Poco a poco dal limbo del dormiveglia emerge quel nido tra il Flaminio e i Parioli, uno degli angoli più eleganti del Pianeta, una passeggiata su Viale delle Belle Arti, con il verde ancora pregno della pioggia appena finita, salire le scale sul cortiletto che sa di Ventennio, spogliarci piano supplicando che i cavalli della notte corrano più lenti. Mi sovrasta finalmente, le mie dita fuscelli tra le sue, i miei gemiti flebili sotto la sua voce, ogni singolo fonema è maestà se suo, quasi mi dispiace baciarlo per non poterlo ascoltare, i rumori delle lenzuola e della mia pelle che accarezza la sua sono un'orchestra, dove adesso entra lo schiocco umido del suo uccello nella mia bocca. Cerco di serrare bene le labbra ad anello sentendo la perfetta durezza della punta e dell'asta. Ogni movimento spinge il suo corpo un millimetro più giù in gola sicché ne raccolga i desideri più profondi, che con tutta la lingua provvedo vogliosa a spalmargli solleticandolo durante l'affondo. Sono mesi che sogno mi prenda come donna, strano che una missionaria possa rappresentare il proibito, ma quando il proibito è il classico, quest'ultimo è anelato come la più torbida delle fantasie. Geometria primaria questo mio anfratto che sembra nato per accoglierlo, l'angolo è perfetto, posso adesso sentire me che liquida lo avvolgo tutto, perfino la minima venatura del suo cazzo mi è amplificata dentro e mi fa godere. Tramortita in ogni minima parte del mio corpo mi arrendo a venire, le mie braccia che invece che stringerlo dietro le clavicole riescono a malapena a reggersi a lui perché mi sento smarrire in un magnifico baratro. Sono sfatta in tutti i buchi, e mi giro per offrirgli ciò che la fretta ruba al desiderio. Il suo uccello bacia la rosellina all'ingresso del culo, e con un unico colpo sordido mi lacera le viscere. Non potrei sentirmi più sua di così.
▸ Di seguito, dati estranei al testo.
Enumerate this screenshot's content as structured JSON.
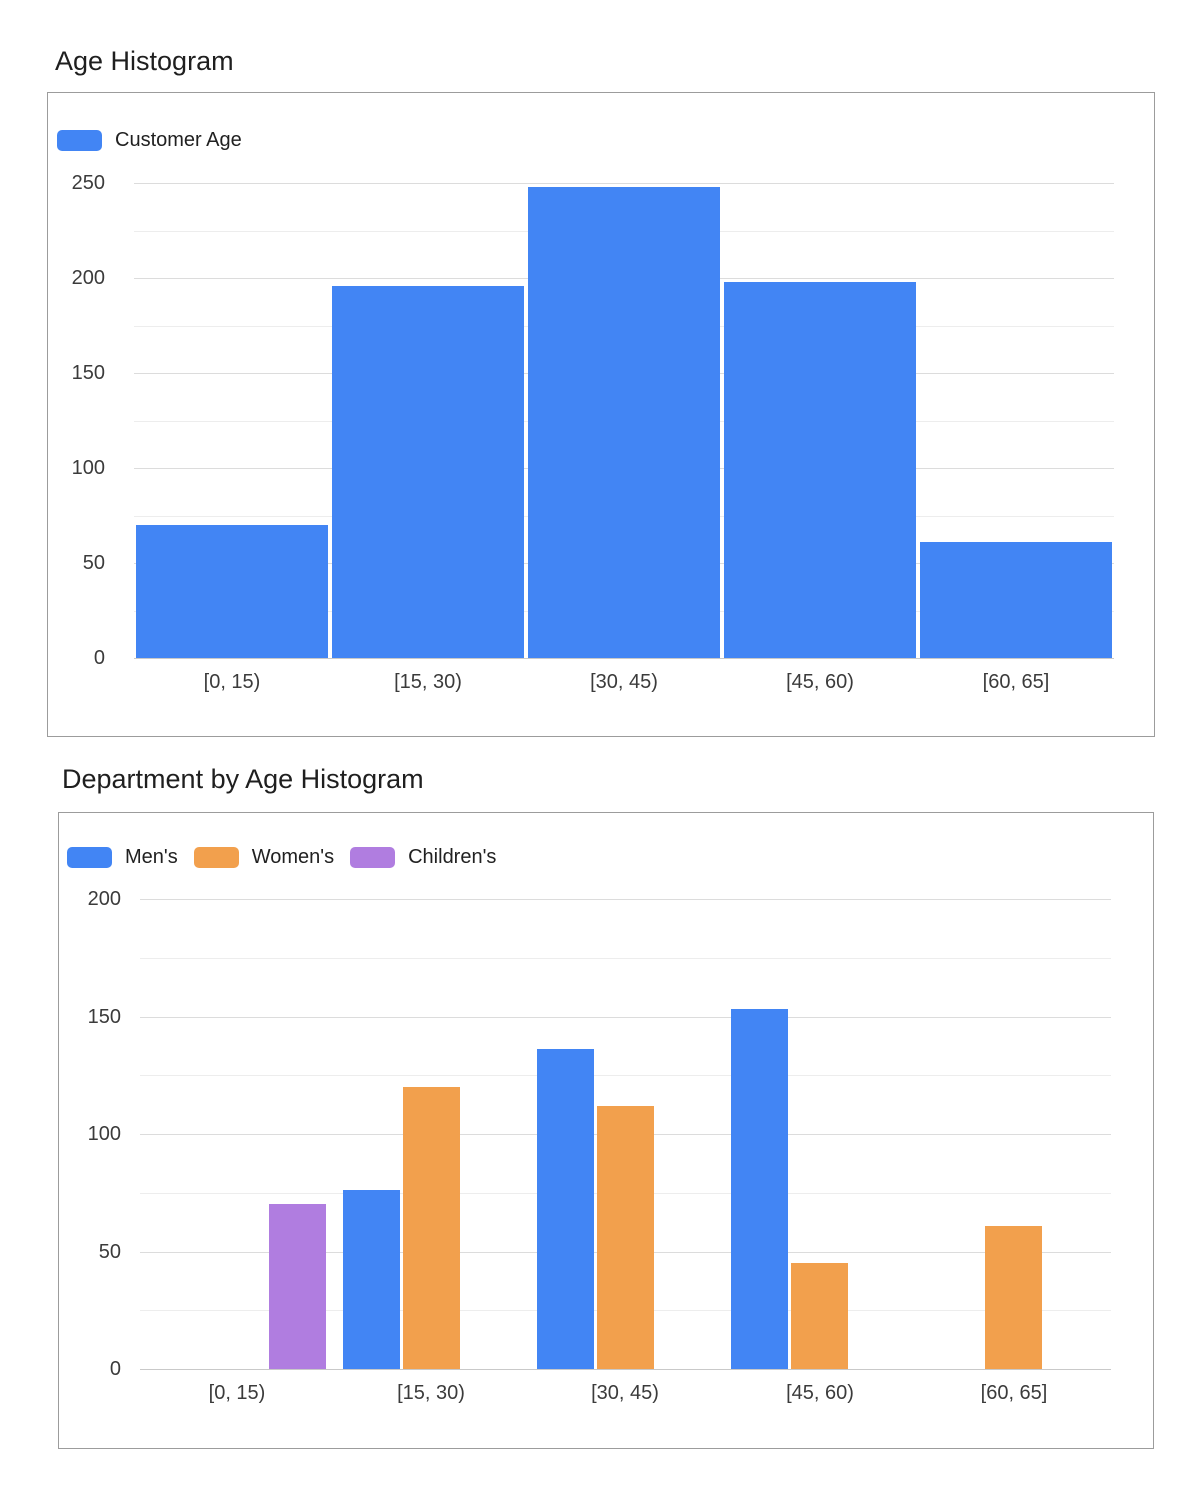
{
  "page_background": "#ffffff",
  "chart_data": [
    {
      "type": "bar",
      "style": "histogram",
      "title": "Age Histogram",
      "categories": [
        "[0, 15)",
        "[15, 30)",
        "[30, 45)",
        "[45, 60)",
        "[60, 65]"
      ],
      "series": [
        {
          "name": "Customer Age",
          "color": "#4285F4",
          "values": [
            70,
            196,
            248,
            198,
            61
          ]
        }
      ],
      "legend_entries": [
        "Customer Age"
      ],
      "legend_position": "top-left",
      "xlabel": "",
      "ylabel": "",
      "ylim": [
        0,
        250
      ],
      "yticks": [
        0,
        50,
        100,
        150,
        200,
        250
      ],
      "ytick_step": 50,
      "minor_step": 25,
      "grid": true
    },
    {
      "type": "bar",
      "style": "grouped",
      "title": "Department by Age Histogram",
      "categories": [
        "[0, 15)",
        "[15, 30)",
        "[30, 45)",
        "[45, 60)",
        "[60, 65]"
      ],
      "series": [
        {
          "name": "Men's",
          "color": "#4285F4",
          "values": [
            null,
            76,
            136,
            153,
            null
          ]
        },
        {
          "name": "Women's",
          "color": "#F2A04D",
          "values": [
            null,
            120,
            112,
            45,
            61
          ]
        },
        {
          "name": "Children's",
          "color": "#B07DE0",
          "values": [
            70,
            null,
            null,
            null,
            null
          ]
        }
      ],
      "legend_entries": [
        "Men's",
        "Women's",
        "Children's"
      ],
      "legend_position": "top-left",
      "xlabel": "",
      "ylabel": "",
      "ylim": [
        0,
        200
      ],
      "yticks": [
        0,
        50,
        100,
        150,
        200
      ],
      "ytick_step": 50,
      "minor_step": 25,
      "grid": true
    }
  ],
  "grid_colors": {
    "baseline": "#c9c9c9",
    "major": "#dcdcdc",
    "minor": "#ededed"
  }
}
L'autista frena bruscamente, il solito cretino in autostrada. Non appena il rullio riprende indisturbato gli occhi mi si richiudono come quelli di una gatta languida.
Ha un modo fantastico di restar duro immediatamente dopo il suo orgasmo, per lasciare che le mie labbra gli coccolino morbide l'uccello, che la mia bocca si lasci invadere da lui fino ad espandermi le guance con la punta, la mia faccia è impiastricciata dell'abbondante sborra che inizia a seccarsi, dopo esser colata sui capezzoli e sulle cosce. Rabbrividisce appena, un rewind and play dell'ultima sua contrazione, stordita dal profumo di sperma resterei per ore da brava a giocare col suo cazzo.

Sono praticamente sola nel cubicolo dei sedili accanto a me. Il clitoride che si sprimaccia, minuscolo cuscino tra i guanciali delle labbra, e i muscoli della mia fica che istintivamente lo chiamano dentro di me sublimano ora colui che vorrei fosse qui. Non c'è aggettivo adesso che possa toccarlo, è il sogno che mi scopa, è lui, è niente di più, niente di meno dell'assoluto. Il dolce torrente dell'orgasmo mi rapisce benché apparentemente stia ancora sonnecchiando.

Mi stiracchio pigra sui sedili, e mando un messaggino al mio adorato compagno di viaggio.